Please ensure Javascript is enabled for purposes of website accessibility

A legacy-making moment

Important Sarasota institutions are confronting their futures — all signs of a vibrant community. Other cities’ experiences offer great road maps for what it will take.


Adrienne Arsht Center
Adrienne Arsht Center
  • Sarasota
  • Opinion
  • Share

These are good signs and cause for optimism for Sarasota — and the region.

Four important cultural institutions — Van Wezel Foundation, Sarasota Orchestra, Sarasota Ballet and Mote Marine Laboratory, along with the fledgling Bayfront 20:20 group, are addressing their long-term future. Specifically, their space needs to continue to thrive and be a place where they, physically, can fulfill their visions and ambitions.

What an exciting time, especially for a city that so often finds it difficult to let go of its small-town self-image and pursue what could be. Add to these organizations’ aspirations, the fact Sarasota’s downtown is teeming with signs of growth. Sarasota is moving forward. And the pace is picking up.

Don’t stop.

Think big. Be bold. Strive to be — borrowing a phrase from Jim Collins’ “Good to Great” — the Best in the World.

At the same time, amid all of the enthusiasm and momentum pushing these institutions to determine their destinies, there are three “P” words that would make good companions for each of the organizations’ ambitions: perspective …  patience … persistence.

Everyone would like to know now, of course, what the outcomes are going to be for each of these institutions. What and where the Sarasota Orchestra, Sarasota Ballet, Mote Marine and Van Wezel Performing Arts Center will call home. But if you study the experience of Sarasota 52 years ago when city fathers rallied residents to bring the Van Wezel Performing Arts Center to life, or the more recent experiences of cities around Florida and across the country to create landmark performance halls, they all shared common elements.

  • It takes private and public money.

     

Miami’s Arsht Center consisted of a $153 million private capital campaign, plus tax revenues taken from Miami-Dade’s convention development tax revenues and increment

tax revenues from a Miami redevelopment district.

In Kansas City, the City Council kicked in $47 million for a parking garage, using tax revenues from a river casino to pay off the debt. The state of Missouri gave $25 million in income-tax credits to donors over two years. 

The Dr. Phillips Arts Center benefited from a commitment in 2007 of funding from Orange County and the city of Orlando — much of it, like Miami, coming from tourist tax revenues. Public financing is estimated at about $310 million.

But for each of these three facilities, funding also came from a variety of  foundations and corporate support — the latter being a vein that runs far deeper than that in Sarasota.

In Orlando, the Dr. Phillips Charities contributed $35 million; Walt Disney Co., $12.5 million; Orlando Magic, $10 million. Miami’s foundation and corporate donors included the Arison Arts Foundation (Carnival Cruise Lines); Dade Community Foundation; Doris Duke Charitable Foundation; Rockefeller Foundation; The Andy Warhol Foundation for the Visual Arts; John S. and James L. Knight Foundation (Knight-Ridder newspapers); American Express; and Exxon Mobil Inter-America Inc. The center’s namesake, Adrienne Arsht, contributed $30 million.

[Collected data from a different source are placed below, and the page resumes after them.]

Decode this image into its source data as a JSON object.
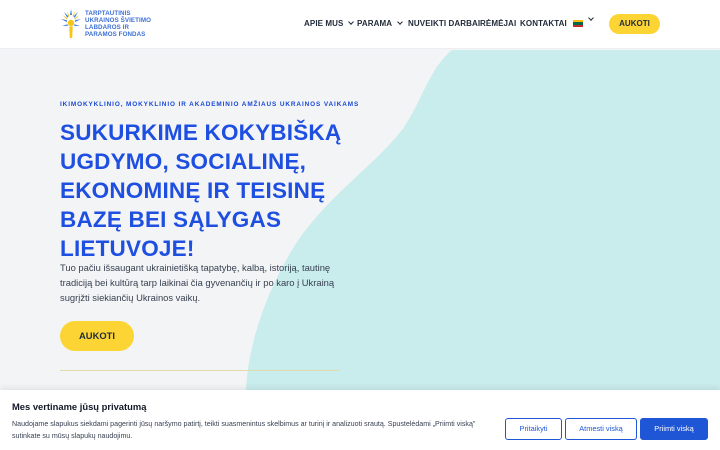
{
  "header": {
    "logo_lines": [
      "TARPTAUTINIS",
      "UKRAINOS ŠVIETIMO",
      "LABDAROS IR",
      "PARAMOS FONDAS"
    ],
    "nav": [
      {
        "label": "APIE MUS",
        "has_dropdown": true
      },
      {
        "label": "PARAMA",
        "has_dropdown": true
      },
      {
        "label": "NUVEIKTI DARBAI",
        "has_dropdown": false
      },
      {
        "label": "RĖMĖJAI",
        "has_dropdown": false
      },
      {
        "label": "KONTAKTAI",
        "has_dropdown": false
      }
    ],
    "language_flag": "lithuania-flag-icon",
    "donate_label": "AUKOTI"
  },
  "hero": {
    "eyebrow": "IKIMOKYKLINIO, MOKYKLINIO IR AKADEMINIO AMŽIAUS UKRAINOS VAIKAMS",
    "title_lines": [
      "SUKURKIME KOKYBIŠKĄ",
      "UGDYMO, SOCIALINĘ,",
      "EKONOMINĘ IR TEISINĘ",
      "BAZĘ BEI SĄLYGAS",
      "LIETUVOJE!"
    ],
    "text_lines": [
      "Tuo pačiu išsaugant ukrainietišką tapatybę, kalbą, istoriją, tautinę",
      "tradiciją bei kultūrą tarp laikinai čia gyvenančių ir po karo į Ukrainą",
      "sugrįžti siekiančių Ukrainos vaikų."
    ],
    "button_label": "AUKOTI"
  },
  "cookie": {
    "title": "Mes vertiname jūsų privatumą",
    "text_lines": [
      "Naudojame slapukus siekdami pagerinti jūsų naršymo patirtį, teikti suasmenintus skelbimus ar turinį ir analizuoti srautą. Spustelėdami „Priimti viską\"",
      "sutinkate su mūsų slapukų naudojimu."
    ],
    "customize_label": "Pritaikyti",
    "reject_label": "Atmesti viską",
    "accept_label": "Priimti viską"
  },
  "colors": {
    "accent_blue": "#1e4fe0",
    "button_yellow": "#fcd535",
    "blob_teal": "#c8ecec",
    "background": "#f3f4f6"
  }
}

  • Downtown is the prime location. 

Miami’s Arsht Center is just north of the city’s towering offices and condominiums on Biscayne Boulevard, three blocks from the waterfront. Orlando’s Dr. Phillips Center is across the street from the Orlando City Hall. And the Kauffman Center settled on the edge of two popular restaurant and entertainment districts — the Crossroads Arts District and Kansas City Power & Light District.

  • Each is governed and operated by a not-for-profit 501c3 corporation, separate from oversight by the local city councils or city commissions.
  • Expect stops, starts, disputes and changes in course. 

In Orlando, former Mayor Glenda Hood started a campaign in 1995 to develop a new performing arts center downtown. Six years later, she gave up and handed the project to the University of Central Florida. And that went nowhere. In 2003, Mayor Buddy Dyer took on the project again.

Over a 10-year period, the board for the Kauffman Center started plans for one location, then decided on another, only to return to its original site. After fundraising shortages and redesigns, an August 2005 groundbreaking didn’t occur until October 2006.  

  • It’s a long journey. 

Each of the three facilities took two decades to go from concept to opening.

Perspective, patience, perseverance. Add determination and the will to be extraordinary. It’s a legacy-making moment for Sarasota. Make it happen.